How Our Immigration Policy Spurred Human Smuggling

As immigration reform languishes in Washington and the country continues to dither about what to do to solve this decade's Mexican debacle, everyone involved—from policymakers to activists to the undocumented—would be wise to read Patrick Radden Keefe's The Snakehead: An Epic Tale of the Chinatown Underworld and the American Dream (Doubleday). Painstakingly reported and vividly told, the book is actually less about the American Dream than it is a primer on the scattered policies that came out of Washington, D.C., as globalization kicked into high gear. Despite America's status as a nation of immigrants, recent history makes clear that, well before the George W. Bush era, the country lacked a workable and humane way of dealing with the millions of people who are dying (some of them literally) to get into the country every year.

The Snakehead is first and foremost the story of human traffickers, or "snakeheads," like Sister Ping, a merciless mastermind of the smuggling trade, who made a fortune by establishing an underground bank to finance an intricate enterprise of transporting human beings from the Fujian province of China to the U.S. Ping oversaw her illicit financing system—in which she stockpiled cash on both sides of the globe and then issued lines of credit—from her home base in New York's Chinatown. She subcontracted the shipping, often on vessels that were barely seaworthy, to the countless opportunists who make the $20 billion global human-smuggling business possible.

In short, Ping was a gangster. In Chinatown, she forged alliances with hard-nosed thugs to back her operation. She did business with suitcases full of cash, sometimes as much as $400,000 at a time. In 1998, after one of her ships sank and 14 bodies were found dead in the water off the coast of Guatemala, she considered them a business expense and, in a move worthy of dark Mafia honor, she paid for their burials. Yet in this underworld, Keefe argues, something more was going on than Sopranos-style ethics: "In some ways Sister Ping's organization was less like the Mafia than it was like a multinational corporation that seeks an optimal economic and regulatory environment in which to do business." The general global disorder of the end of the Cold War provided exactly that environment.

And the book is equally a chronicle of failed policy. Reading The Snakehead, one is struck by the realization that the George H.W. Bush and Clinton administrations were on the wrong side of globalization, at least with regard to human smuggling. In the first half of the '90s, remittances helped push foreign direct capital investment into Fujian from $379 million to $4.1 billion—shocking numbers that mirror the success of Ping's smuggling business. Meanwhile, according to Keefe, "criminal sentences for human smuggling amounted to a slap on the wrist." After the Tiananmen Square massacre, Bush's asylum policy inadvertently opened the door to virtually anyone from China who wanted to come to the U.S. By one estimate, the snakehead trade in the early 1990s had grown to $3.2 billion a year.

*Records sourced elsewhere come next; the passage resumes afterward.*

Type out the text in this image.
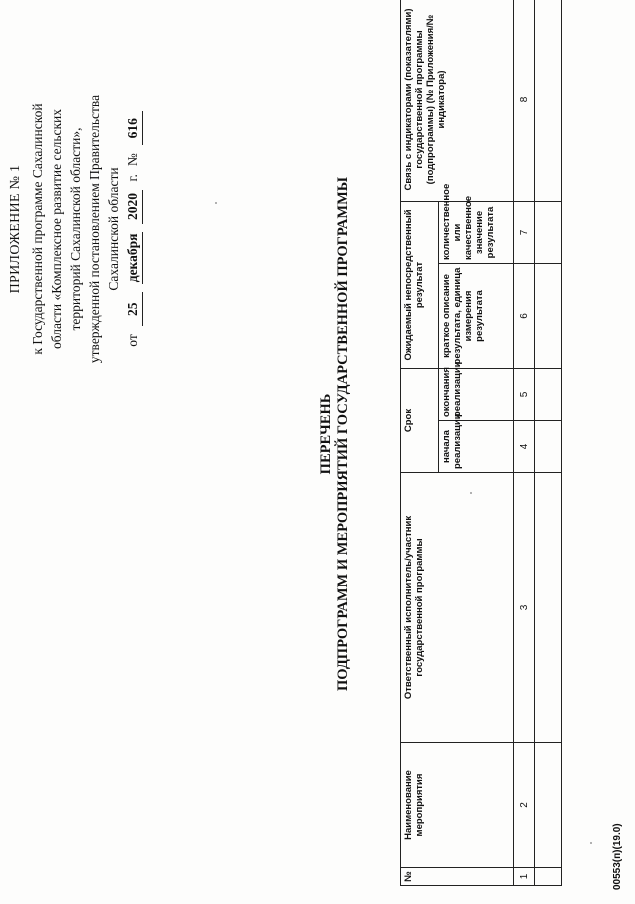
ПРИЛОЖЕНИЕ № 1 к Государственной программе Сахалинской области «Комплексное развитие сельских территорий Сахалинской области», утвержденной постановлением Правительства Сахалинской области
от
25
декабря
2020
г.
№
616
ПЕРЕЧЕНЬ ПОДПРОГРАММ И МЕРОПРИЯТИЙ ГОСУДАРСТВЕННОЙ ПРОГРАММЫ
№	Наименование мероприятия	Ответственный исполнитель/участник государственной программы	Срок		Ожидаемый непосредственный результат		Связь с индикаторами (показателями) государственной программы (подпрограммы) (№ Приложения/№ индикатора)
			начала реализации	окончания реализации	краткое описание результата, единица измерения результата	количественное или качественное значение результата	
1	2	3	4	5	6	7	8

00553(п)(19.0)
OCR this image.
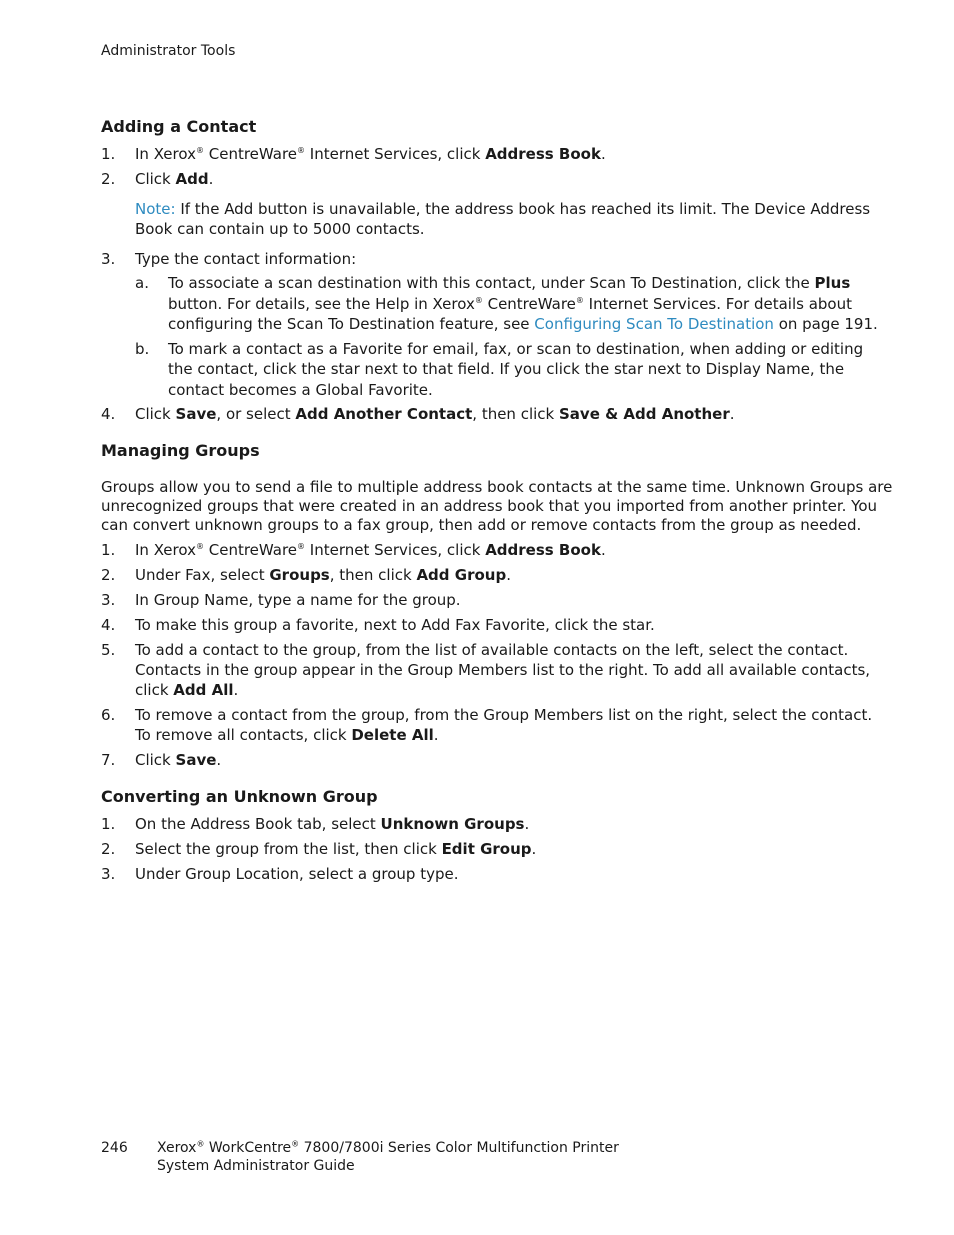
Administrator Tools
Adding a Contact
1. In Xerox® CentreWare® Internet Services, click Address Book.
2. Click Add.
Note: If the Add button is unavailable, the address book has reached its limit. The Device Address
Book can contain up to 5000 contacts.
3. Type the contact information:
a. To associate a scan destination with this contact, under Scan To Destination, click the Plus
button. For details, see the Help in Xerox® CentreWare® Internet Services. For details about
configuring the Scan To Destination feature, see Configuring Scan To Destination on page 191.
b. To mark a contact as a Favorite for email, fax, or scan to destination, when adding or editing
the contact, click the star next to that field. If you click the star next to Display Name, the
contact becomes a Global Favorite.
4. Click Save, or select Add Another Contact, then click Save & Add Another.
Managing Groups
Groups allow you to send a file to multiple address book contacts at the same time. Unknown Groups are
unrecognized groups that were created in an address book that you imported from another printer. You
can convert unknown groups to a fax group, then add or remove contacts from the group as needed.
1. In Xerox® CentreWare® Internet Services, click Address Book.
2. Under Fax, select Groups, then click Add Group.
3. In Group Name, type a name for the group.
4. To make this group a favorite, next to Add Fax Favorite, click the star.
5. To add a contact to the group, from the list of available contacts on the left, select the contact.
Contacts in the group appear in the Group Members list to the right. To add all available contacts,
click Add All.
6. To remove a contact from the group, from the Group Members list on the right, select the contact.
To remove all contacts, click Delete All.
7. Click Save.
Converting an Unknown Group
1. On the Address Book tab, select Unknown Groups.
2. Select the group from the list, then click Edit Group.
3. Under Group Location, select a group type.
246 Xerox® WorkCentre® 7800/7800i Series Color Multifunction Printer
System Administrator Guide
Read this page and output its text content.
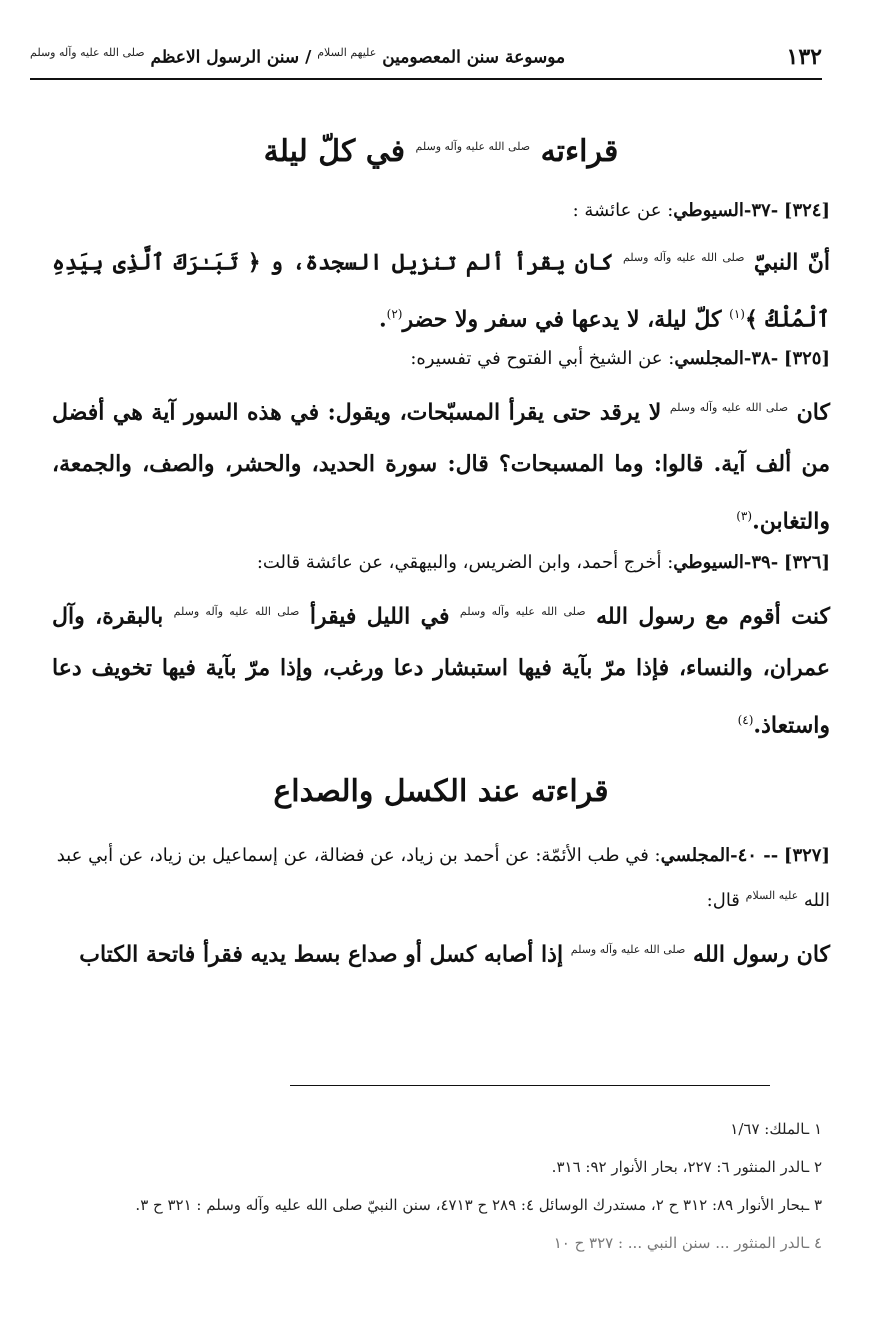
١٣٢
موسوعة سنن المعصومين $^{عليهم السلام}$ / سنن الرسول الاعظم $^{صلى الله عليه وآله وسلم}$
قراءته $^{صلى الله عليه وآله وسلم}$ في كلّ ليلة

[٣٢٤] -٣٧-السيوطي: عن عائشة :

أنّ النبيّ $^{صلى الله عليه وآله وسلم}$ كان يقرأ ألم تنزيل السجدة، و ﴿ تَبَـٰرَكَ ٱلَّذِى بِيَدِهِ ٱلْمُلْكُ ﴾$^{(١)}$ كلّ ليلة، لا يدعها في سفر ولا حضر$^{(٢)}$.

[٣٢٥] -٣٨-المجلسي: عن الشيخ أبي الفتوح في تفسيره:

كان $^{صلى الله عليه وآله وسلم}$ لا يرقد حتى يقرأ المسبّحات، ويقول: في هذه السور آية هي أفضل من ألف آية. قالوا: وما المسبحات؟ قال: سورة الحديد، والحشر، والصف، والجمعة، والتغابن.$^{(٣)}$

[٣٢٦] -٣٩-السيوطي: أخرج أحمد، وابن الضريس، والبيهقي، عن عائشة قالت:

كنت أقوم مع رسول الله $^{صلى الله عليه وآله وسلم}$ في الليل فيقرأ $^{صلى الله عليه وآله وسلم}$ بالبقرة، وآل عمران، والنساء، فإذا مرّ بآية فيها استبشار دعا ورغب، وإذا مرّ بآية فيها تخويف دعا واستعاذ.$^{(٤)}$

قراءته عند الكسل والصداع

[٣٢٧] -- ٤٠-المجلسي: في طب الأئمّة: عن أحمد بن زياد، عن فضالة، عن إسماعيل بن زياد، عن أبي عبد الله $^{عليه السلام}$ قال:

كان رسول الله $^{صلى الله عليه وآله وسلم}$ إذا أصابه كسل أو صداع بسط يديه فقرأ فاتحة الكتاب

١ ـالملك: ١/٦٧
٢ ـالدر المنثور ٦: ٢٢٧، بحار الأنوار ٩٢: ٣١٦.
٣ ـبحار الأنوار ٨٩: ٣١٢ ح ٢، مستدرك الوسائل ٤: ٢٨٩ ح ٤٧١٣، سنن النبيّ صلى الله عليه وآله وسلم : ٣٢١ ح ٣.
٤ ـالدر المنثور ... سنن النبي ... : ٣٢٧ ح ١٠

Clinton's White House eventually doubled the budget of the Immigration and Naturalization Service and signed an immigration reform act in 1996, but much of the damage had already been done. As asylum cases piled up and snakeheads like Sister Ping grew their businesses, Keefe writes, "the INS was cash-strapped and plodding, hidebound and slavishly hierarchical . . . The agency was the exact opposite of the snakeheads . . . It was a domestic law-enforcement agency striving for relevance in a world of global migration flows." Globalization had a dark side, and the U.S. was slow to catch on.

In 1992, after a crackdown on corruption in the Bangkok airport (where snakeheads procured fake documents), the smugglers turned to boats, or what was known as the "bucket business." Most ships were barely seaworthy; some had as many as a hundred cabins and packed the bodies in. Routes were byzantine: the FBI tracked one group of migrants from Fuzhou to Hong Kong, Bangkok, Kuala Lumpur, Singapore, Dubai, Frankfurt, and then Washington. Keefe puts it this way: "In the minds of the snakeheads, humans were ultimately a form of cargo like any other, subject to the economies of scale." Like the global trade in more ordinary goods, shipping on the sea worked, leaving U.S. authorities in its wake for quite a while.

The chief complaint against Keefe's book is simple: no pictures. It almost seems absurd to ask for more from such a rigorously researched account, but the portrait Keefe paints of Ping leaves the reader repeatedly flipping through the pages for an actual picture. An eight-page photo spread is the only thing that could make this book even more worth the $30.

Ping was eventually arrested, and in 2005, she appeared before a judge in lower Manhattan. Keefe points out, "There was a measure of cruel irony in the location," seeing as the courthouse was just a stone's throw away from the Chinatown neighborhood from which she operated her empire. That observation, like much of Keefe's book, underscores the ultimately inexcusable and heartbreaking failure of the U.S. government to craft a realistic and workable immigration policy, one that would either accommodate or stem the relentless flow of humans desperate to live in the U.S. Without such a policy, the market assumed control. As it was in the 1990s, as it still is today, and as The Snakehead vividly demonstrates, the market lacks morals.